In life, pay attention to people who are closest to you. For instance, give your pastor gifts more than you do to a guest minister. Honour your parents with dignity. Value your spouse. Serve your husband with the finest dish in the house. Pour your best attention on your spouse.
Learn to give attention to your children. Be deliberate about teaching them. Do not give the best to visitors alone. Treat visitors well but how about those who are with you daily? Do not underrate them because you see them daily. Make that home neat for yourself and your family- do not just do it for visitors.

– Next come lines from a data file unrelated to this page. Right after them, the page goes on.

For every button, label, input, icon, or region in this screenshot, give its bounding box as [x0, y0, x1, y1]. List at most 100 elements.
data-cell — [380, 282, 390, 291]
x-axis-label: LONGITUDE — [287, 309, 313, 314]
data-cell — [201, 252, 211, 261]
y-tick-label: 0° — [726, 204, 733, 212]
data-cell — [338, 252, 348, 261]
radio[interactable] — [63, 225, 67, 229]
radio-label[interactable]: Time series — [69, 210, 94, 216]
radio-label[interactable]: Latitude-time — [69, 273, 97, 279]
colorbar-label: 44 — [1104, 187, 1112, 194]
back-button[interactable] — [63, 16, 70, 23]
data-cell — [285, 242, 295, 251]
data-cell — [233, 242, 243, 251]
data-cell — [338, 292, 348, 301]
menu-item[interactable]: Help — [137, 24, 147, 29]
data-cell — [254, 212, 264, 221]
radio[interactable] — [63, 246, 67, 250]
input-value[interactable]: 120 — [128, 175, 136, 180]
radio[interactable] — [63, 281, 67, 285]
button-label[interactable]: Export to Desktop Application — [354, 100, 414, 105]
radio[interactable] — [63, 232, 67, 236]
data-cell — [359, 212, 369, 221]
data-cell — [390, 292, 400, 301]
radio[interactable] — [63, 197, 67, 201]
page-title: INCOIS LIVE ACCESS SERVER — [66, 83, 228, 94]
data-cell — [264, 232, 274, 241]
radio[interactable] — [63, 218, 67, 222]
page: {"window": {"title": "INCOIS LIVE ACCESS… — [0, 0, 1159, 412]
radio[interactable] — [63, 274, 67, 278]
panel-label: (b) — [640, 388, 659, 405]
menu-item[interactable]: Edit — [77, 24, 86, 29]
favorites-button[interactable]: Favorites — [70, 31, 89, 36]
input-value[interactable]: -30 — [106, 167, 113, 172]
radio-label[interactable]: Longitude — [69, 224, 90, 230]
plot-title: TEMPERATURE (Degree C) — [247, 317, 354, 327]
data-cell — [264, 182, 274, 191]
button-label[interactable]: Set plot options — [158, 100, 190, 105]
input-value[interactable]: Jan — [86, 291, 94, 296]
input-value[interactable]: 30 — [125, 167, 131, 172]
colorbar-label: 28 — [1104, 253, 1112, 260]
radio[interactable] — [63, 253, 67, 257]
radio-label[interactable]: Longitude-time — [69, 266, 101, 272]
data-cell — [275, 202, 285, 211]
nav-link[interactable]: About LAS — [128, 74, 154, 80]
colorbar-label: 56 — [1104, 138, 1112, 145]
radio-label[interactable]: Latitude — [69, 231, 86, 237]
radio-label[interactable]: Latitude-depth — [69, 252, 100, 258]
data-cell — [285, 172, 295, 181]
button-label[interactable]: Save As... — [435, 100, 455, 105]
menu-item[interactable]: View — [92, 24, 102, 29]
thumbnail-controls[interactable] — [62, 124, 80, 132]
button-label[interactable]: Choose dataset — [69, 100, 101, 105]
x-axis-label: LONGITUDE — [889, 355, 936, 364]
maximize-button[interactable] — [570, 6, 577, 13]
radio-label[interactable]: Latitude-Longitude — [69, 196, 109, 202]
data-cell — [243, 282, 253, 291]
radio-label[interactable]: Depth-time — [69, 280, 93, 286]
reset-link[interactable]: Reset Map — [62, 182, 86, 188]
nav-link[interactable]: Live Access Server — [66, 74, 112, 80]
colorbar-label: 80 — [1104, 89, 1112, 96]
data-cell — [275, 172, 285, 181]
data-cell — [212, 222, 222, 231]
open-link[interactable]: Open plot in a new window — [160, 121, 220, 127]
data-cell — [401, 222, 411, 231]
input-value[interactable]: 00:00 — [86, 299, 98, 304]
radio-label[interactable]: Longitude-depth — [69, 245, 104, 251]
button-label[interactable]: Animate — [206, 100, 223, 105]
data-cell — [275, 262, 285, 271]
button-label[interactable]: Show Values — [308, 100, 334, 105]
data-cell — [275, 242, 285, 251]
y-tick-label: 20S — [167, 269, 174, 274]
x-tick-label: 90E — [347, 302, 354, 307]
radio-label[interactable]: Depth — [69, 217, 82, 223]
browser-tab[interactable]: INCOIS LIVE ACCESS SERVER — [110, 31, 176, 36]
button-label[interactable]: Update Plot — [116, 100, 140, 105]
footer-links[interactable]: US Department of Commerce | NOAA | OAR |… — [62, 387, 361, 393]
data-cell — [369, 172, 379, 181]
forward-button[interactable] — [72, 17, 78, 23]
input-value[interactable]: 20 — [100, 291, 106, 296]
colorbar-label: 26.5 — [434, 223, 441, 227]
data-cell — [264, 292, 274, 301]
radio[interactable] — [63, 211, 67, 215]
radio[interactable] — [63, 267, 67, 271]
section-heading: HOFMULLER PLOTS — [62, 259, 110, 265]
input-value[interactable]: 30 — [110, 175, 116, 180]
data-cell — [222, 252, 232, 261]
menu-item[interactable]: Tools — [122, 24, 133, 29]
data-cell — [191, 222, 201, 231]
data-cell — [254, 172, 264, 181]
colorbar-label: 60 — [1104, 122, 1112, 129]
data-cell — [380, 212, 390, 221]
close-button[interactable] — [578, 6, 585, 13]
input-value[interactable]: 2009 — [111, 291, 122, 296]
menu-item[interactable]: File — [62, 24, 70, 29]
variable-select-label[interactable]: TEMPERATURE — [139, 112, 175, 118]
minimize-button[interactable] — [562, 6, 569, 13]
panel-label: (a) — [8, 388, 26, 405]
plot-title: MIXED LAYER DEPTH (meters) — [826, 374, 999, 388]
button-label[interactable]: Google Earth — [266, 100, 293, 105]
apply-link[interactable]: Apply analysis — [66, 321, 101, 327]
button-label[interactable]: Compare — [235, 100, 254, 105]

Do you know that was also a lesson from the wedding in Cana in Galilee? The head of the wedding feast told the bridegroom after tasting the miraculous wine that:
“Every host serves his best wine first until everyone has had a cup or two, then he serves the wine of poor quality. But you, my friend, you’ve reserved the most exquisite wine until now!” John 2:10 TPT
I know some couples can testify to the fact that what they got to eat on their wedding day was just a little better than leftovers. Some had nothing to eat. Everyone focused on the guests and forgot the couple. After the visitors are gone, they remember the couple.
Keep the best of yourself for the people who are closest to you. Do not bring your tired self to the family. Find a way to bring your best home. Plan it. Reserve your finest strength and the best look for your spouse and not just the pressure from work.

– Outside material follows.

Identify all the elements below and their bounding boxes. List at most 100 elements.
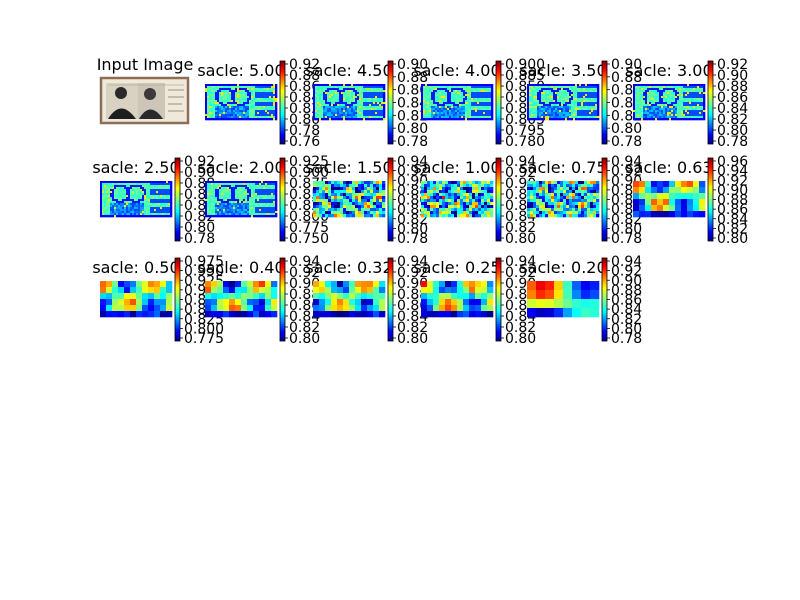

Do not take anyone for granted because “they are friends and they will understand”. Attach worth to the relationship you share with them. Do not treat them shabbily. Give the closest to you the best of your time, attention and honour.
It is always hard to spot the grace and anointing of God on those who are close to you. Familiarity leads to blurred vision. Who are the five closest people to you? In what way can you show them honour this season? Then do it.